Но не парадокс ли? — Мусоргский пьет, а упадка таланта не отслеживается! Алкоголь разрушал «телесную оболочку», но был едва ли не подспорьем в создании сцен галлюцинации Бориса и самосожжения раскольников в «Хованщине».
То есть, пьянство — пьянством, гений — гением!..
И вообще, по утверждению одного из современников, невоздержанность насчет заложить за воротник считалась в ту пору едва ли не обязательным качеством истинного представителя богемы: «Это было такое бравирование, какой-то надсад лучших людей 60-х годов». Напомним, что перечисленные Мей, Минаев, Помяловский и Успенские принадлежали к тому же поколению, что и Модест Петрович — к этим самым «шестидесятникам» золотого века русского искусства…
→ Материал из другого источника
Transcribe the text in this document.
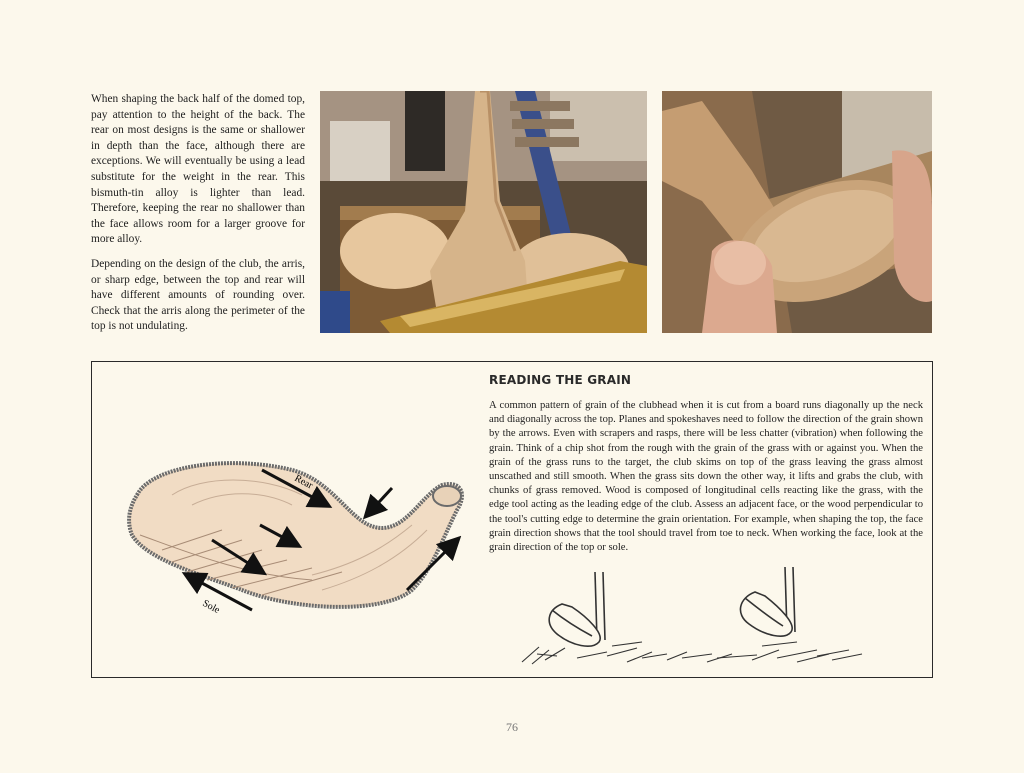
When shaping the back half of the domed top, pay attention to the height of the back. The rear on most designs is the same or shallower in depth than the face, although there are exceptions. We will eventually be using a lead substitute for the weight in the rear. This bismuth-tin alloy is lighter than lead. Therefore, keeping the rear no shallower than the face allows room for a larger groove for more alloy.

Depending on the design of the club, the arris, or sharp edge, between the top and rear will have different amounts of rounding over. Check that the arris along the perimeter of the top is not undulating.

READING THE GRAIN

A common pattern of grain of the clubhead when it is cut from a board runs diagonally up the neck and diagonally across the top. Planes and spokeshaves need to follow the direction of the grain shown by the arrows. Even with scrapers and rasps, there will be less chatter (vibration) when following the grain. Think of a chip shot from the rough with the grain of the grass with or against you. When the grain of the grass runs to the target, the club skims on top of the grass leaving the grass almost unscathed and still smooth. When the grass sits down the other way, it lifts and grabs the club, with chunks of grass removed. Wood is composed of longitudinal cells reacting like the grass, with the edge tool acting as the leading edge of the club. Assess an adjacent face, or the wood perpendicular to the tool's cutting edge to determine the grain orientation. For example, when shaping the top, the face grain direction shows that the tool should travel from toe to neck. When working the face, look at the grain direction of the top or sole.

Rear
Sole
76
Его сверстник и личный враг ЧАЙКОВСКИЙ
— а это так, дорогие друзья, Модест Петрович презрительно звал Петра Ильича «Садык-пашой», а Петр Ильич писал брату: «Мусоргскую музыку я от всей души посылаю к черту; это самая пошлая и полная пародия на музыку» — в сознании потомков числится по несколько иной статье порока. Дежурной доминантой в воспоминаниях о его частной жизни служит тема нетрадиционной половой ориентации. Однако фигура Петра Ильича куда как любопытна и в контексте неумеренного пития. Известно, что с ранней юности его преследовали «нервные припадки» эпилептического характера. С жуткими головными болями, с потерями сознания, галлюцинациями, омертвением конечностей, навязчивыми страхами — страхом смерти прежде прочих. Уже с 25-летнего возраста композитор почти НЕПРЕРЫВНО находился в депрессивном состоянии и на доброе десятилетие почти полностью замкнулся в личной жизни, старался избегать любых визитов и встреч даже с хорошими знакомыми. В навязчивых мыслях о роковой обреченности большую часть жизни он проводил в эти годы за границей. О «лекарстве» вы, наверное, уже догадываетесь…Из парижских дневниковых записей композитора 1886 года: «Пьян…, …пьянство…, …пьянство страшное…, что я за пьяница сделался…, …я больной, преисполненный неврозов, человек, — положительно не могу обойтись без яда алкоголя… Я, например, каждый вечер бываю пьян и не могу без этого… Не замечал также, чтобы и здоровье мое особенно от того страдало»… С 1887 года словосочетание «тоска и пьянство» присутствует в записях Чайковского чуть не через строку. И разве что не единственным способом спасения от гнетущей его депрессии было сочинительство…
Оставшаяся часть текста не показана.